Après 46 ans de régime islamique, l’immobilisme des ayatollahs plonge l’Iran dans la crise. Un changement est-il possible ?

Le mois de février dernier a marqué 46 ans depuis la Révolution islamique en Iran. En général, un tel âge s’accompagne de maturité, de recul et d’un certain renoncement aux illusions de la jeunesse. Mais les islamistes iraniens, eux, semblent éternellement jeunes : accrochés à leurs dogmes idéologiques, incapables d’accepter les leçons de l’Histoire, ils poursuivent sans relâche leur mission de rédemption. L’Iran tout entier est ainsi pris au piège d’un blocage : ses dirigeants ne peuvent changer, mais le peuple, lui, a déjà changé.

En 1979, les ayatollahs promettaient un nouveau gouvernement, alliant foi religieuse, normes démocratiques et prospérité pour la classe moyenne — la classe qui, en son nom, la révolution avait éclaté. Cette révolution se voulait sans frontières : par des activités clandestines et des soulèvements populaires spontanés, les musulmans du monde entier étaient censés embrasser l’Iran islamiste comme messager d’Allah.

La constitution adoptée à l’époque était d’une ingéniosité redoutable : un petit cercle de responsables non élus, dont le Guide suprême et le Conseil des Gardiens, contrôlait l’accès aux fonctions publiques et garantissait que toute nouvelle loi soit conforme à la charia. Mais le système prévoyait aussi des élections pour la présidence, le Parlement et les conseils municipaux — pendant des années, ces scrutins furent bruyants et pluralistes, offrant un semblant de choix réel aux citoyens.

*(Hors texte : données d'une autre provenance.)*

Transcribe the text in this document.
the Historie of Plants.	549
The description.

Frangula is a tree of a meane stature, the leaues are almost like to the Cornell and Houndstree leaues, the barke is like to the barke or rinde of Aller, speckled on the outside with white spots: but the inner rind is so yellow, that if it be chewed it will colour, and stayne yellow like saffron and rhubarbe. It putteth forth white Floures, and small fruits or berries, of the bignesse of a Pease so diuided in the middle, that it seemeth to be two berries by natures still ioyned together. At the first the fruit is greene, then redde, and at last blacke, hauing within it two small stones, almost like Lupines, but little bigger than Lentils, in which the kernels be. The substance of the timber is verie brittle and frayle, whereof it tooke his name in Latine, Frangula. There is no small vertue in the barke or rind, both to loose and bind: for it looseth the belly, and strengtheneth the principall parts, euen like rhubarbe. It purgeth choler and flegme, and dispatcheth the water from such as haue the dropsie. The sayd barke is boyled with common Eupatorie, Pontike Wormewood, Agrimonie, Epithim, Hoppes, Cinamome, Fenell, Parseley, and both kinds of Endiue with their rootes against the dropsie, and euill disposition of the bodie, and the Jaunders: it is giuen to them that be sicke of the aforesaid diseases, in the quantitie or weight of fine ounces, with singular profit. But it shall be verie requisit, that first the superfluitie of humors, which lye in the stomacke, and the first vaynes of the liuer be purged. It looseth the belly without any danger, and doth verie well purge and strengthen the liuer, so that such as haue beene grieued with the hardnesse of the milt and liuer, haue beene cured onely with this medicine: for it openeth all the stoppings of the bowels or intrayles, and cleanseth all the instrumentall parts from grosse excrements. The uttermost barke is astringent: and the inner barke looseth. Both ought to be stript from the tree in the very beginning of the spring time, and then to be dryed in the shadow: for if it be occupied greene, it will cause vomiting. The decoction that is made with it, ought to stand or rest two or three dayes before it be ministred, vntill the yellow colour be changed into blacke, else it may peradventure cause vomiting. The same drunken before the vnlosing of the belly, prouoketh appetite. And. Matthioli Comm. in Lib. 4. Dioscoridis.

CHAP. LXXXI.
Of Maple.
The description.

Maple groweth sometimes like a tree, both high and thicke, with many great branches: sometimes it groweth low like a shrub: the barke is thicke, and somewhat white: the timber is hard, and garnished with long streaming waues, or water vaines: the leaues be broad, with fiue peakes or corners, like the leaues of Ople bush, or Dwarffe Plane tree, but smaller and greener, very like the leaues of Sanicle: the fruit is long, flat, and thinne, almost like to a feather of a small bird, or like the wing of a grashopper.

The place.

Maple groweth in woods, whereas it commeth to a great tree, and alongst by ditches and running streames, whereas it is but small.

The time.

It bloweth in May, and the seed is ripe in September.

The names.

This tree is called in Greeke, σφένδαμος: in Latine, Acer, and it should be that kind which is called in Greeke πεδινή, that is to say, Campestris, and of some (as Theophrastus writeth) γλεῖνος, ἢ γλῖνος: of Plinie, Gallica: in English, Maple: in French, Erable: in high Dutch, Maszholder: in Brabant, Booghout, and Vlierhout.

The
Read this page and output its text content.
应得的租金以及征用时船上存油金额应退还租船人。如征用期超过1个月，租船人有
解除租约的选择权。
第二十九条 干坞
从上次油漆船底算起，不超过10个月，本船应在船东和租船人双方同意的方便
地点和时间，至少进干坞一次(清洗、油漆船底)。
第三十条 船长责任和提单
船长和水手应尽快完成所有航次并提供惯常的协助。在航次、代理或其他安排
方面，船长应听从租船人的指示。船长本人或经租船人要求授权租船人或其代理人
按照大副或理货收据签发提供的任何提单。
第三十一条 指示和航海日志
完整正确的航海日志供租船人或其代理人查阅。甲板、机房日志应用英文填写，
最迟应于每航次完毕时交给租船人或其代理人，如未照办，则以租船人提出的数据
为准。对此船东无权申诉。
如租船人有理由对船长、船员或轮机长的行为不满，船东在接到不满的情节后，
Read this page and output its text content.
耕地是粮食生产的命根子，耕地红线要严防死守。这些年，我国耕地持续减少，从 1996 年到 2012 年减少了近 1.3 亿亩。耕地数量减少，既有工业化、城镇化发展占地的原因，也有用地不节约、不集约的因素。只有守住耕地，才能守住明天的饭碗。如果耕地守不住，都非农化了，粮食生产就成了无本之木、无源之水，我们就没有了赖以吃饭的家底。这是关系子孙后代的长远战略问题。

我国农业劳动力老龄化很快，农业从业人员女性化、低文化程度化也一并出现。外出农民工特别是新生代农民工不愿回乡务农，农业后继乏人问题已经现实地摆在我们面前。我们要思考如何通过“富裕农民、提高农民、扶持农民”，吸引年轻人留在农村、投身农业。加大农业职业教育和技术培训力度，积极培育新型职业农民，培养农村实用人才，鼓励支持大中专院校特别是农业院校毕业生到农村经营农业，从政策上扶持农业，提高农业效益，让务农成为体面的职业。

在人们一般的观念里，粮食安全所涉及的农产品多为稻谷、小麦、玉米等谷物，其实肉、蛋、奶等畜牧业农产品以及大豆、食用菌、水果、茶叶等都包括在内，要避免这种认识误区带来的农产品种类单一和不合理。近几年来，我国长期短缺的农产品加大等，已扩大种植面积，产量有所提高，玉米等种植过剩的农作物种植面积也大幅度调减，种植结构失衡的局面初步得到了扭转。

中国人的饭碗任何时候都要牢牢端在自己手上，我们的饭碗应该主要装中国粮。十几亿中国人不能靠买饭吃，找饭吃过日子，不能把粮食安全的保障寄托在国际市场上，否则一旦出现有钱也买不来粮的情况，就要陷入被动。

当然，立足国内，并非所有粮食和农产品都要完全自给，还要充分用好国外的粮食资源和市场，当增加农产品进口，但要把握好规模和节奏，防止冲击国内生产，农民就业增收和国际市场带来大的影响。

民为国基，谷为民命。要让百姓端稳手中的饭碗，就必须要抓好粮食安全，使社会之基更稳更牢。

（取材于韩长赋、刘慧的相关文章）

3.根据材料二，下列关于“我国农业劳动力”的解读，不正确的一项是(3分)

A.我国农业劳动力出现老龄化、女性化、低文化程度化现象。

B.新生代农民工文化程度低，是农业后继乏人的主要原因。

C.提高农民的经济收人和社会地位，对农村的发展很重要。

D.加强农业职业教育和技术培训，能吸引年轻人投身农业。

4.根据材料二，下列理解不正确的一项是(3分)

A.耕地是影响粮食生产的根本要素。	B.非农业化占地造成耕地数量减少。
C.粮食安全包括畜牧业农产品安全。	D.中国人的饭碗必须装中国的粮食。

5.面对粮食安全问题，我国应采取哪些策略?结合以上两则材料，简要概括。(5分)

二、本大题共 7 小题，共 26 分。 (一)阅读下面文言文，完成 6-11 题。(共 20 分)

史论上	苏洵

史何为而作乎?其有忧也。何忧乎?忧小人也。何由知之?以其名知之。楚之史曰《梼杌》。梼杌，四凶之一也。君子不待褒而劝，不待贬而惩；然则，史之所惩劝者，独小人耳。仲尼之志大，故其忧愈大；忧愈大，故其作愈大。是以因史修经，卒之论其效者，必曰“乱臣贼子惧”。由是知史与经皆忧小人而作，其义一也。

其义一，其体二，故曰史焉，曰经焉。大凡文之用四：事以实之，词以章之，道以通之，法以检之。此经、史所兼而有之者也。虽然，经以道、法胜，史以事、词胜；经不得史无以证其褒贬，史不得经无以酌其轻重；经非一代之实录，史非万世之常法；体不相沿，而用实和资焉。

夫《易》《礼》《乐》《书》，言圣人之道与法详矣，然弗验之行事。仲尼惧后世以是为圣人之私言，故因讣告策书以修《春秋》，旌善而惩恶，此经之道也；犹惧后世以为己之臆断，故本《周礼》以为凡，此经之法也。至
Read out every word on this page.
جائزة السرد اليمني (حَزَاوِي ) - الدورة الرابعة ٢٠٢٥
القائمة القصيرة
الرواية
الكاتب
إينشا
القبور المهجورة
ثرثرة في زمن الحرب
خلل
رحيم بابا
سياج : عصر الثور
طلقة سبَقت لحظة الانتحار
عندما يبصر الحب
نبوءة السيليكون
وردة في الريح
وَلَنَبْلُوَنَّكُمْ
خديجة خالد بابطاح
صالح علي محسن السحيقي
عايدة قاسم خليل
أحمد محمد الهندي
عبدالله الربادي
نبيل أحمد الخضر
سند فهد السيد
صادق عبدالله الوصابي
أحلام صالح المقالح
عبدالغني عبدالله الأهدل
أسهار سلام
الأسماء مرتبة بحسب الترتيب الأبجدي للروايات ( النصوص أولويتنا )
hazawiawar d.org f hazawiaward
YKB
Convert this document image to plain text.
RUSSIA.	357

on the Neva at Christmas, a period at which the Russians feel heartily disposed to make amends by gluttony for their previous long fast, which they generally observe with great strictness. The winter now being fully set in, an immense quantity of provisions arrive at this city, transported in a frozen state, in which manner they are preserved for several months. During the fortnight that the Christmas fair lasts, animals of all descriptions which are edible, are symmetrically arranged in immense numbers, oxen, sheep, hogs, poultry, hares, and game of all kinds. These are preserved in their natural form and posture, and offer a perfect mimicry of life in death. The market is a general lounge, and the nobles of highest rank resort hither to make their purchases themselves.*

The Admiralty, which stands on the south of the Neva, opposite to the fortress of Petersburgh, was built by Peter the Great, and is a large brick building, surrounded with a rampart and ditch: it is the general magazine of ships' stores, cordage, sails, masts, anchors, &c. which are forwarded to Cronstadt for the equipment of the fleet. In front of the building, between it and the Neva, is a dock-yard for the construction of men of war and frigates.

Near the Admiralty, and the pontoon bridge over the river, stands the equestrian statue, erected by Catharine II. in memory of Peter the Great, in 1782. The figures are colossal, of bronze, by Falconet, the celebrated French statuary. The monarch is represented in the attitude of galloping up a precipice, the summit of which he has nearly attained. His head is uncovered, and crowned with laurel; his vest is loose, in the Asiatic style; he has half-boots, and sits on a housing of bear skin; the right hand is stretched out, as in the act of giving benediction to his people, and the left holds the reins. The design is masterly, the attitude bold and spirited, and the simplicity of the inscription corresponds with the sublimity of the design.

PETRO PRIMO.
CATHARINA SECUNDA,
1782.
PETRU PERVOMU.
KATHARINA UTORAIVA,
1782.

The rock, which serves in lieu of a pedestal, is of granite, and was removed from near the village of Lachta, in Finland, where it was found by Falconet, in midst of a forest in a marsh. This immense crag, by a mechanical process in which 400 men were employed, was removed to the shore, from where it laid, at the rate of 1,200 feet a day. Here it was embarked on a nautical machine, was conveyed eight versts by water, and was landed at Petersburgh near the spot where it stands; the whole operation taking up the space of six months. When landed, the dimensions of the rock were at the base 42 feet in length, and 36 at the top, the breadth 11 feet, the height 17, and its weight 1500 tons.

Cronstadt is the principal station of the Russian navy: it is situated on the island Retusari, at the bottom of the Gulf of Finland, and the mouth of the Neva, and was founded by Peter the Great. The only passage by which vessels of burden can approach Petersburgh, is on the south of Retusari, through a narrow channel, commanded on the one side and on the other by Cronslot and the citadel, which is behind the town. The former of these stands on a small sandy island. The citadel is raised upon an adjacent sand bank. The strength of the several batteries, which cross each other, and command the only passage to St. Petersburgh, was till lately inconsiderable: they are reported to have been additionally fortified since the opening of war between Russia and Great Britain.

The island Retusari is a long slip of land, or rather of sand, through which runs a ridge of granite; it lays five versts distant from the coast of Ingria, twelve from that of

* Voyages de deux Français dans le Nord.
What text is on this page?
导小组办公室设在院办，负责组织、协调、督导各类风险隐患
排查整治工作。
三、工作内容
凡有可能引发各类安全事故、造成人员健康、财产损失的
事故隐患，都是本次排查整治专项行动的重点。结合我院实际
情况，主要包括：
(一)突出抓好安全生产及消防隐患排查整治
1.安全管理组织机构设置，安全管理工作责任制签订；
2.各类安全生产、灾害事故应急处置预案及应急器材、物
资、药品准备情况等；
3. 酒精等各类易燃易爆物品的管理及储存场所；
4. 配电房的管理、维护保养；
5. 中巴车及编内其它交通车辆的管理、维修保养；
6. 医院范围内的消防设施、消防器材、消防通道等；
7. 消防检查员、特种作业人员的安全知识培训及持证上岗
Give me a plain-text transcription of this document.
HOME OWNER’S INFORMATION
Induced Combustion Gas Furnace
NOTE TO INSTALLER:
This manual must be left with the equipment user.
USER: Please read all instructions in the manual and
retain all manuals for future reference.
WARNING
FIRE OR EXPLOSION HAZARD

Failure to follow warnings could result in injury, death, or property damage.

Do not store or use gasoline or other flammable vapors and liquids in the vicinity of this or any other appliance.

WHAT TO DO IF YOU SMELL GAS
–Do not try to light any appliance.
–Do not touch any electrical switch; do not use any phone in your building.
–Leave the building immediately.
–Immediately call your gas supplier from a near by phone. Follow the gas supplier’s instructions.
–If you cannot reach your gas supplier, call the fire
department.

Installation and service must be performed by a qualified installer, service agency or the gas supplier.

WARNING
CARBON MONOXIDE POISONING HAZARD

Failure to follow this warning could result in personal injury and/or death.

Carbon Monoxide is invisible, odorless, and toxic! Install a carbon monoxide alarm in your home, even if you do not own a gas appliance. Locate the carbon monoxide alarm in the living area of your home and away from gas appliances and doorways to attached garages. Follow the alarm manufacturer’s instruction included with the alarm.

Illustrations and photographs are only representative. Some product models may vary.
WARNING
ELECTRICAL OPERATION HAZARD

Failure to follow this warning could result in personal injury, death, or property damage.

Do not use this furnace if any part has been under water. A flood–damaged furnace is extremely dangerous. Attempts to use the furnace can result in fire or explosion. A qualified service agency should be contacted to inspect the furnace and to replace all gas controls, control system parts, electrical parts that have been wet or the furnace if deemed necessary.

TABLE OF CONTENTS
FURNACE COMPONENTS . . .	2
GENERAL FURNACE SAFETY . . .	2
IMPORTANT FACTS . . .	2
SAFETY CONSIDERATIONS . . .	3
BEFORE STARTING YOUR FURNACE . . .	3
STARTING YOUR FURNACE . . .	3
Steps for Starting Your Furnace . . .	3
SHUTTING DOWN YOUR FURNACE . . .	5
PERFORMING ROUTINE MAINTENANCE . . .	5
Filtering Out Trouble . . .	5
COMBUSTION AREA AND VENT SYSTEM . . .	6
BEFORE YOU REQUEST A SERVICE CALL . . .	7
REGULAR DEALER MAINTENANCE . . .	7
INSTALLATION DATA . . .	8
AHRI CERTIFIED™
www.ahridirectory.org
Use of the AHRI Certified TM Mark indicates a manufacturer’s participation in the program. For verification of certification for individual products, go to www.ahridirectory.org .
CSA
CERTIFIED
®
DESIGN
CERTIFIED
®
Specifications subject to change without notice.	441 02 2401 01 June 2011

Des figures comme Mohammad Khatami, cinquième président, s’interrogèrent : pourquoi les pays occidentaux réussissent-ils mieux que les nations musulmanes ? Il parlait de « démocratie islamique ». Mahmoud Ahmadinejad, populiste, évoquait la « justice économique ». Hassan Rohani, un révolutionnaire pragmatique, pensait pouvoir sauver l’économie via un accord nucléaire avec les États-Unis.

Ce pluralisme idéologique servait de soupape de sécurité au régime théocratique. Il offrait aux citoyens mécontents une voie légale d’expression politique. Mais tout cela a disparu.

Le responsable principal de cette dégénérescence est le Guide suprême, Ali Khamenei. Il a systématiquement bloqué les initiatives des présidents élus et affaibli le Parlement. Il a vidé les élections de leur substance en imposant que seuls des candidats totalement loyaux puissent se présenter. C’était le cas d’Ebrahim Raïssi, président ultra-conservateur mort l’an passé dans un crash d’hélicoptère, et aujourd’hui de Massoud Pezeshkian, prétendument modéré. Le Parlement, désormais, n’a plus qu’un rôle symbolique, parfois capable de censurer un ministre, mais sans réelle influence.

La majorité des Iraniens ne votent plus, et les institutions censées servir de passerelle entre le peuple et l’élite dirigeante ont perdu toute légitimité. La seule manière qu’ont encore les citoyens pour exprimer leur détresse : descendre dans la rue.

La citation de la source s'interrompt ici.